Silver helps heal wounds; this little sliver of information has been common knowledge in the medical profession since the ancient Greeks, long before the germ theory was formulated. Bulk silver, however, doesn’t dissolve well, so its efficacy as an antimicrobial has been marginal at best. Thus it has largely been displaced by modern antibiotics.

Antibiotics are cleverly designed molecules that interfere with a microbe’s biochemistry, usually at a single site. Silver, by contrast, is a blunt instrument that interferes in several different ways with a bug’s life style. As a result, it is difficult for a bacterium to develop resistance. Silver is able to kill vancomycin and methicillin resistant pathogens, which have spilled out from hospitals into the community in recent years to become a major problem.

Nanocrystalline silver is a textbook example of the difference in behavior between nanophase material and bulk material.

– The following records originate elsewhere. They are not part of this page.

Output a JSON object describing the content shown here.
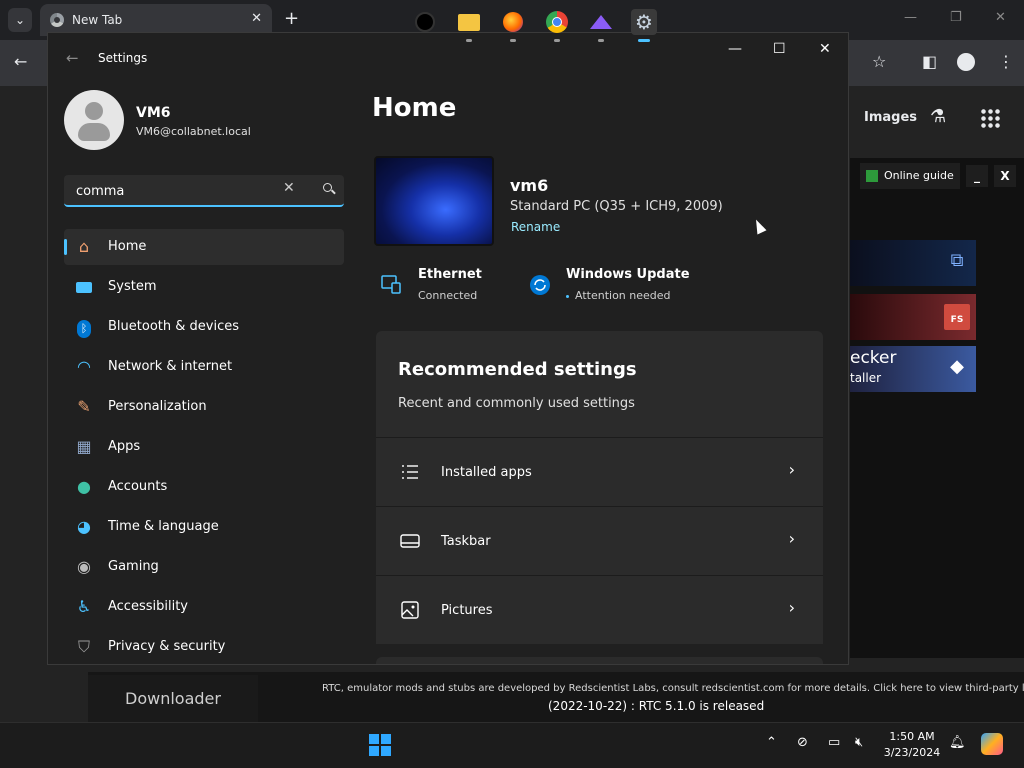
{
  "browser": {
    "tab_title": "New Tab",
    "tab_close": "✕",
    "new_tab": "+",
    "images_link": "Images"
  },
  "rtc": {
    "online_guide": "Online guide",
    "minimize": "_",
    "close": "X",
    "banner1_text": "",
    "banner3_title": "ecker",
    "banner3_sub": "taller",
    "banner2_badge": "FS",
    "downloader": "Downloader",
    "note": "RTC, emulator mods and stubs are developed by Redscientist Labs, consult redscientist.com for more details. Click here to view third-party licenses.",
    "release": "(2022-10-22) : RTC 5.1.0 is released"
  },
  "settings": {
    "window_title": "Settings",
    "user_name": "VM6",
    "user_email": "VM6@collabnet.local",
    "search_value": "comma",
    "nav": [
      {
        "label": "Home",
        "icon": "home-icon",
        "active": true
      },
      {
        "label": "System",
        "icon": "monitor-icon"
      },
      {
        "label": "Bluetooth & devices",
        "icon": "bluetooth-icon"
      },
      {
        "label": "Network & internet",
        "icon": "wifi-icon"
      },
      {
        "label": "Personalization",
        "icon": "brush-icon"
      },
      {
        "label": "Apps",
        "icon": "apps-icon"
      },
      {
        "label": "Accounts",
        "icon": "person-icon"
      },
      {
        "label": "Time & language",
        "icon": "globe-clock-icon"
      },
      {
        "label": "Gaming",
        "icon": "gamepad-icon"
      },
      {
        "label": "Accessibility",
        "icon": "accessibility-icon"
      },
      {
        "label": "Privacy & security",
        "icon": "shield-icon"
      }
    ],
    "home": {
      "heading": "Home",
      "pc_name": "vm6",
      "pc_model": "Standard PC (Q35 + ICH9, 2009)",
      "rename": "Rename",
      "ethernet_title": "Ethernet",
      "ethernet_status": "Connected",
      "update_title": "Windows Update",
      "update_status": "Attention needed",
      "rec_title": "Recommended settings",
      "rec_subtitle": "Recent and commonly used settings",
      "rec_items": [
        {
          "label": "Installed apps",
          "icon": "list-icon"
        },
        {
          "label": "Taskbar",
          "icon": "taskbar-icon"
        },
        {
          "label": "Pictures",
          "icon": "picture-icon"
        }
      ]
    }
  },
  "taskbar": {
    "time": "1:50 AM",
    "date": "3/23/2024"
  },
  "colors": {
    "accent": "#4cc2ff",
    "settings_bg": "#202020",
    "card_bg": "#2b2b2b"
  }
}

The antimicrobial action of highly disordered nanocrystalline silver occurs more rapidly (in as little as 30 minutes) and lasts longer than bulk silver particles.

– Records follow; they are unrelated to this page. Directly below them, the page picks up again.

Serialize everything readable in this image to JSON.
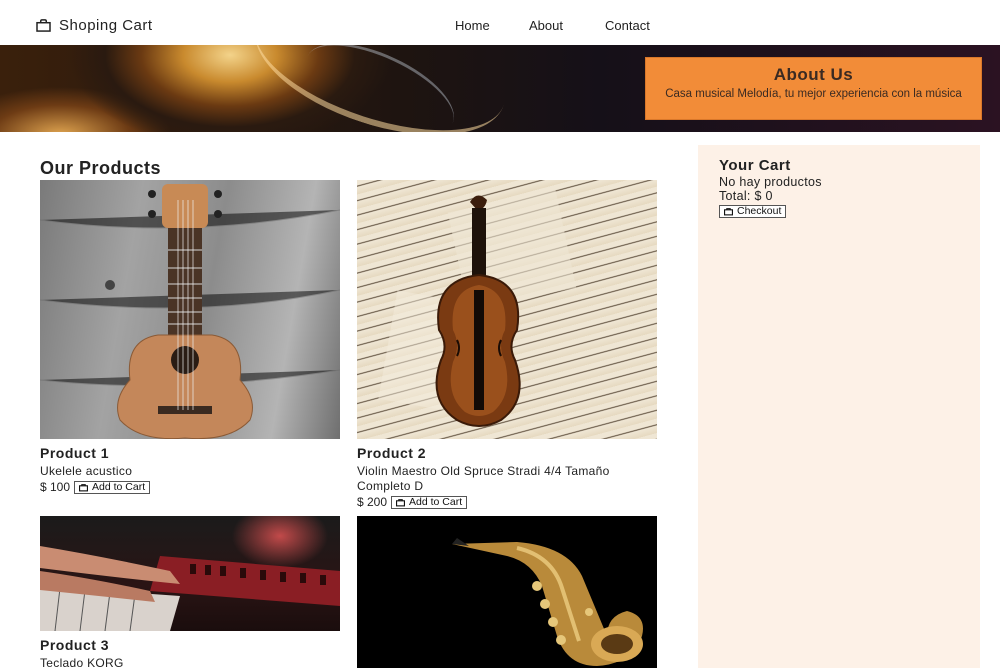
{
  "header": {
    "brand": "Shoping Cart",
    "nav": [
      "Home",
      "About",
      "Contact"
    ]
  },
  "hero": {
    "title": "About Us",
    "text": "Casa musical Melodía, tu mejor experiencia con la música",
    "box_color": "#f28c38"
  },
  "products": {
    "title": "Our Products",
    "items": [
      {
        "name": "Product 1",
        "desc": "Ukelele acustico",
        "price": "$ 100",
        "button": "Add to Cart",
        "image": "ukulele"
      },
      {
        "name": "Product 2",
        "desc": "Violin Maestro Old Spruce Stradi 4/4 Tamaño Completo D",
        "price": "$ 200",
        "button": "Add to Cart",
        "image": "violin"
      },
      {
        "name": "Product 3",
        "desc": "Teclado KORG",
        "image": "keyboard"
      },
      {
        "image": "saxophone"
      }
    ]
  },
  "cart": {
    "title": "Your Cart",
    "empty": "No hay productos",
    "total": "Total: $ 0",
    "checkout": "Checkout",
    "bg_color": "#fdf1e7"
  },
  "icons": {
    "bag": "shopping-bag-icon"
  }
}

Nucryst Pharmaceutical produces Acticoat, a dressing for serious burns that is impregnated with nanocrystalline silver. The product replaces a generic silver-containing cream that was only active for a few hours, after which it had to be scraped off (at considerable cost in agony to the burn patient) and reapplied. Acticoat, on the other hand, is good for a week and can be lifted off in one piece. Acticoat is now also FDA approved for use with serious wounds, including diabetic ulcers. These wounds, which usually form on the feet or limbs, can require amputation if the wounds do not heal. Acticoat was named one of the top ten nanotech products for 2004 (even though it was introduced in 1998) by the Forbes Wolf/Nanotech report. Though manufactured entirely by Nucryst, Acticoat is marketed by health science giant Smith and Nephew. The product has allowed Nucryst to score modest profits in 2003 and 2004.

The success of Acticoat in healing recalcitrant wounds led researchers to speculate that an antimicrobial action was not the whole story. Sure enough, it turns out that nanocrystalline silver has an anti-inflammatory action as well—specifically, it suppresses the activity of two inflammatory cytokines, interleukin 12B, and tumor necrosis factor alpha. Therefore Nucryst is exploring use its use in inflammatory conditions, including atopic dermatitis and certain respiratory conditions.

Nucryst is a subsidiary of Westaim Corporation [NASDAQ—WEDX; TSX—WED].